Грубые, не склонные к жалости, сами привыкшие довольствоваться малым, но честные парни.
***
Дни покатились гораздо быстрее. С утра до вечера Генри сновал по трюму с холщовой сумкой на плече. Его звали, ему верили, его все знали. Только работа. Все, что угодно, лишь бы не оставаться один на один с тяжелыми мыслями о своей жизни и потерянной Элис. Она девушка красивая. Конечно, выйдет замуж. Эх! Работать!
Единственно, с кем не удалось наладить контакт, это двое ирландских заключенных. Они оказались особняком, ни с кем не общались, качку перенесли легко, в лекарской помощи не нуждались. Мужчины целыми днями о чем-то тихо переговаривались в углу на своем языке, только остро поглядывали за Генри, который сновал по трюму. А Генри старался не очень часто останавливать свой взгляд ни на Конноре – здоровом мужчине с огромным шрамом поперек щеки, ни на Фицрое, у которого левый глаз был закрыт темной повязкой.
Что особенно радовало Генри, с боцманом стычек у него не было, хотя опасения были. Люку, очевидно, было выгодно, что трюм под контролем. Спускаясь в него, он одобрительно кивал Генри и шел дальше в сопровождении охраны.

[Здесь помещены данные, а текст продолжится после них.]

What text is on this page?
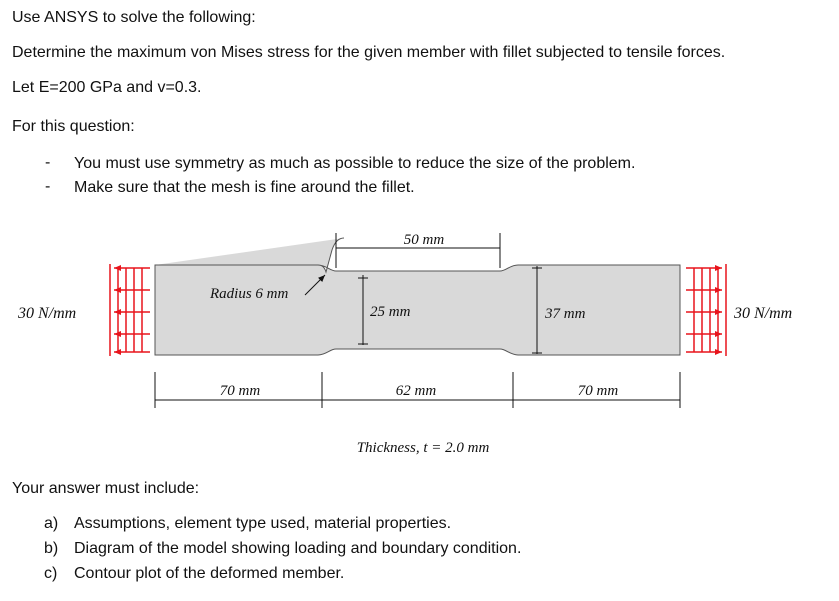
Use ANSYS to solve the following:
Determine the maximum von Mises stress for the given member with fillet subjected to tensile forces.
Let E=200 GPa and v=0.3.
For this question:
- You must use symmetry as much as possible to reduce the size of the problem.
- Make sure that the mesh is fine around the fillet.
50 mm
Radius 6 mm
25 mm	37 mm
30 N/mm	30 N/mm
70 mm	62 mm	70 mm
Thickness, t = 2.0 mm
Your answer must include:
a) Assumptions, element type used, material properties.
b) Diagram of the model showing loading and boundary condition.
c) Contour plot of the deformed member.
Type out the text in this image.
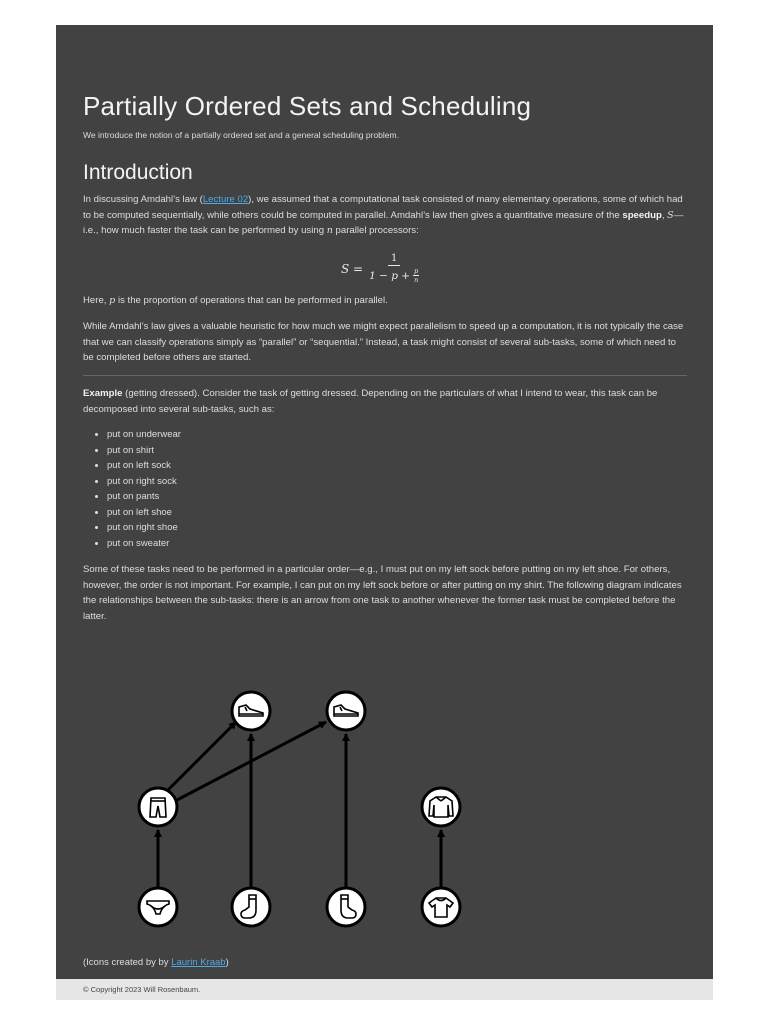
Partially Ordered Sets and Scheduling

We introduce the notion of a partially ordered set and a general scheduling problem.

Introduction

In discussing Amdahl’s law (Lecture 02), we assumed that a computational task consisted of many elementary operations, some of which had to be computed sequentially, while others could be computed in parallel. Amdahl’s law then gives a quantitative measure of the speedup, S—i.e., how much faster the task can be performed by using n parallel processors:

$S = \frac{1}{1 - p + \frac{p}{n}}$

Here, p is the proportion of operations that can be performed in parallel.

While Amdahl’s law gives a valuable heuristic for how much we might expect parallelism to speed up a computation, it is not typically the case that we can classify operations simply as “parallel” or “sequential.” Instead, a task might consist of several sub-tasks, some of which need to be completed before others are started.

Example (getting dressed). Consider the task of getting dressed. Depending on the particulars of what I intend to wear, this task can be decomposed into several sub-tasks, such as:

• put on underwear
• put on shirt
• put on left sock
• put on right sock
• put on pants
• put on left shoe
• put on right shoe
• put on sweater

Some of these tasks need to be performed in a particular order—e.g., I must put on my left sock before putting on my left shoe. For others, however, the order is not important. For example, I can put on my left sock before or after putting on my shirt. The following diagram indicates the relationships between the sub-tasks: there is an arrow from one task to another whenever the former task must be completed before the latter.

(Icons created by by Laurin Kraab)

© Copyright 2023 Will Rosenbaum.
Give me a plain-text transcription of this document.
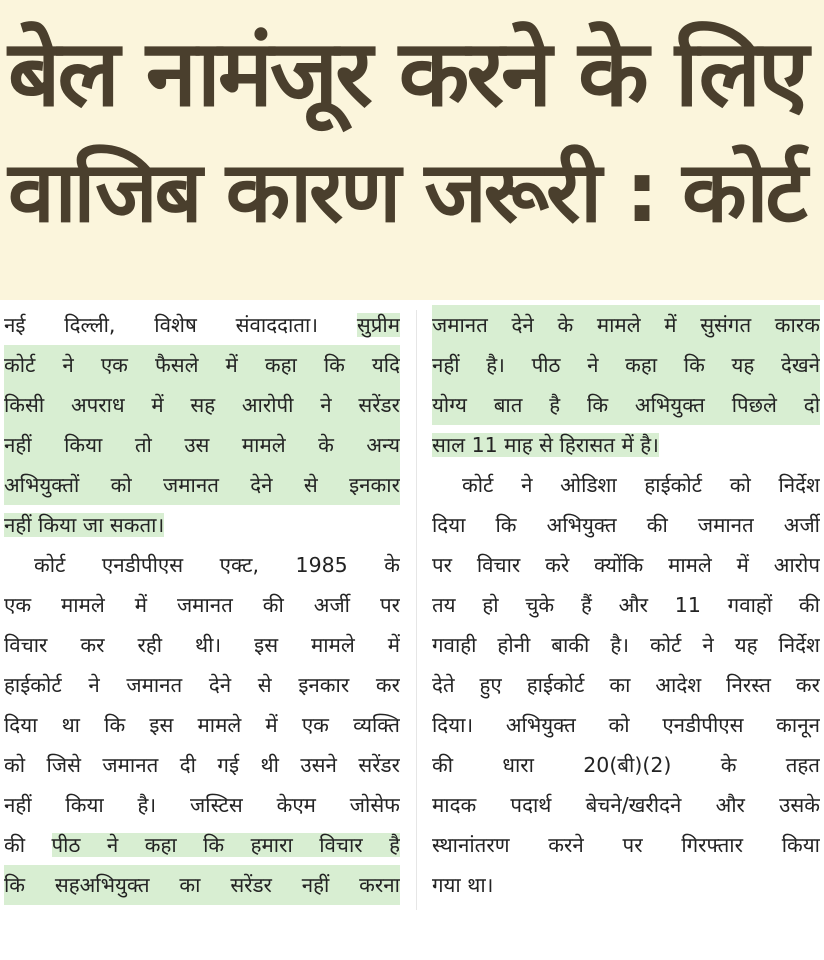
बेल नामंजूर करने के लिए
वाजिब कारण जरूरी : कोर्ट
नई दिल्ली, विशेष संवाददाता। सुप्रीम
कोर्ट ने एक फैसले में कहा कि यदि
किसी अपराध में सह आरोपी ने सरेंडर
नहीं किया तो उस मामले के अन्य
अभियुक्तों को जमानत देने से इनकार
नहीं किया जा सकता।
कोर्ट एनडीपीएस एक्ट, 1985 के
एक मामले में जमानत की अर्जी पर
विचार कर रही थी। इस मामले में
हाईकोर्ट ने जमानत देने से इनकार कर
दिया था कि इस मामले में एक व्यक्ति
को जिसे जमानत दी गई थी उसने सरेंडर
नहीं किया है। जस्टिस केएम जोसेफ
की पीठ ने कहा कि हमारा विचार है
कि सहअभियुक्त का सरेंडर नहीं करना
जमानत देने के मामले में सुसंगत कारक
नहीं है। पीठ ने कहा कि यह देखने
योग्य बात है कि अभियुक्त पिछले दो
साल 11 माह से हिरासत में है।
कोर्ट ने ओडिशा हाईकोर्ट को निर्देश
दिया कि अभियुक्त की जमानत अर्जी
पर विचार करे क्योंकि मामले में आरोप
तय हो चुके हैं और 11 गवाहों की
गवाही होनी बाकी है। कोर्ट ने यह निर्देश
देते हुए हाईकोर्ट का आदेश निरस्त कर
दिया। अभियुक्त को एनडीपीएस कानून
की धारा 20(बी)(2) के तहत
मादक पदार्थ बेचने/खरीदने और उसके
स्थानांतरण करने पर गिरफ्तार किया
गया था।
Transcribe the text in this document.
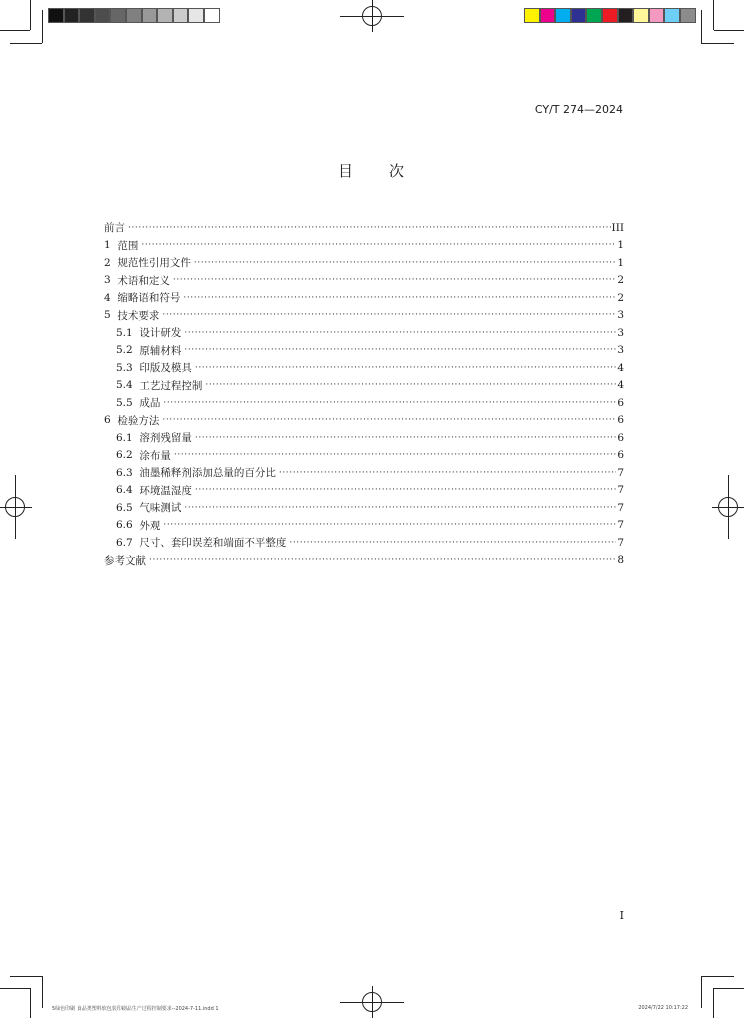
CY/T 274—2024
目 次
前言 ·····	III
1 范围 ·····	1
2 规范性引用文件 ·····	1
3 术语和定义 ·····	2
4 缩略语和符号 ·····	2
5 技术要求 ·····	3
5.1 设计研发 ·····	3
5.2 原辅材料 ·····	3
5.3 印版及模具 ·····	4
5.4 工艺过程控制 ·····	4
5.5 成品 ·····	6
6 检验方法 ·····	6
6.1 溶剂残留量 ·····	6
6.2 涂布量 ·····	6
6.3 油墨稀释剂添加总量的百分比 ·····	7
6.4 环境温湿度 ·····	7
6.5 气味测试 ·····	7
6.6 外观 ·····	7
6.7 尺寸、套印误差和端面不平整度 ·····	7
参考文献 ·····	8
I
5绿色印刷 食品类塑料软包装印刷品生产过程控制要求--2024-7-11.indd 1	2024/7/22 10:17:22
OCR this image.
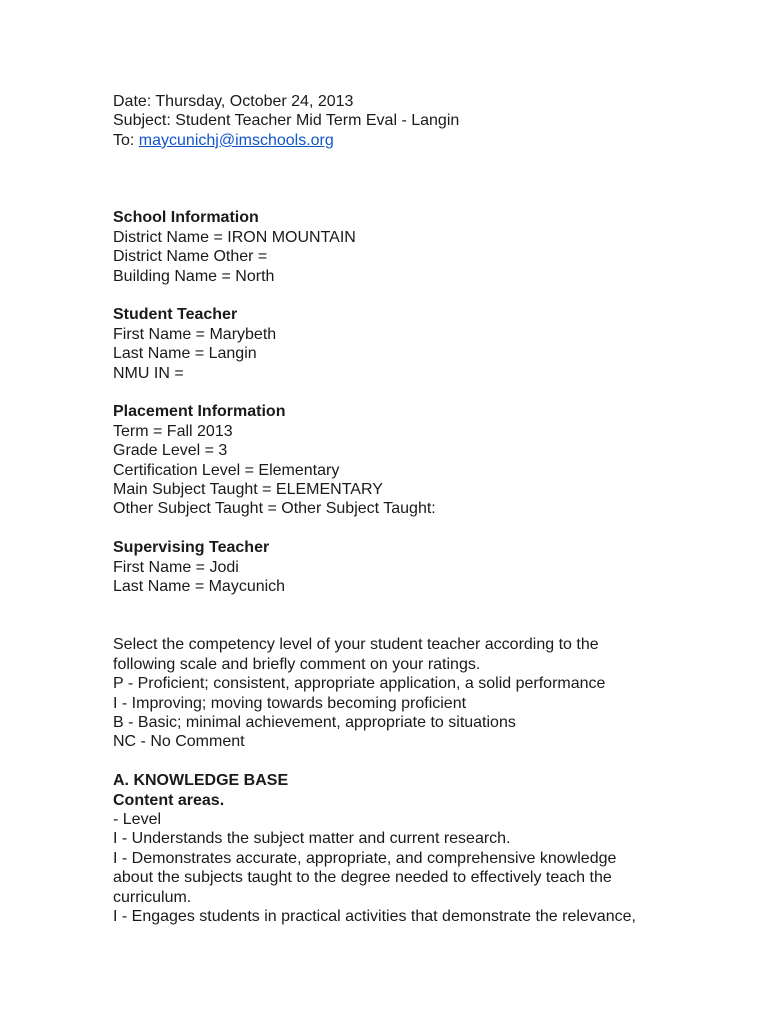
Date: Thursday, October 24, 2013
Subject: Student Teacher Mid Term Eval - Langin
To: maycunichj@imschools.org
School Information
District Name = IRON MOUNTAIN
District Name Other =
Building Name = North
Student Teacher
First Name = Marybeth
Last Name = Langin
NMU IN =
Placement Information
Term = Fall 2013
Grade Level = 3
Certification Level = Elementary
Main Subject Taught = ELEMENTARY
Other Subject Taught = Other Subject Taught:
Supervising Teacher
First Name = Jodi
Last Name = Maycunich
Select the competency level of your student teacher according to the
following scale and briefly comment on your ratings.
P - Proficient; consistent, appropriate application, a solid performance
I - Improving; moving towards becoming proficient
B - Basic; minimal achievement, appropriate to situations
NC - No Comment
A. KNOWLEDGE BASE
Content areas.
- Level
I - Understands the subject matter and current research.
I - Demonstrates accurate, appropriate, and comprehensive knowledge
about the subjects taught to the degree needed to effectively teach the
curriculum.
I - Engages students in practical activities that demonstrate the relevance,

Даже с доктором Эдвардом удалось наладить отношения. Они несколько раз совместно устроили операционные дни в трюме, вскрывая неприятные фурункулы, абсцессы в присутствии зорко следящих охранников. Эдвард одобрительно кивал, глядя на ловкие движения своего ассистента.
Когда Генри немного осмелел, то начал понемногу давать советы, а иногда исправлять доктора, у которого были во многом теоретические знания. Гордый своим статусом корабельного доктора, Эдвард сердился, огрызался, иногда устраивал длительные споры. Каторжники, слышавшие эти перепалки, за спиной сердитого доктора показывали большой палец Генри. Они его одобряли, он был свой.
Однако, после стычек с доктором, Генри добился, чтобы в трюм выдали хлорку. Да, пахнет. Да, иногда невыносимо пахнет. Да, заключенные очень громко роптали. Но это должно было свести к минимуму возможность возникновения заразы. На кораблях, перевозивших каторжников в Америку и Австралию, эпидемии были обычным явлением. Самые первые рейсы привозили в порт назначения не более тридцати процентов пассажиров, остальные находили свое вечное успокоение на дне океанском.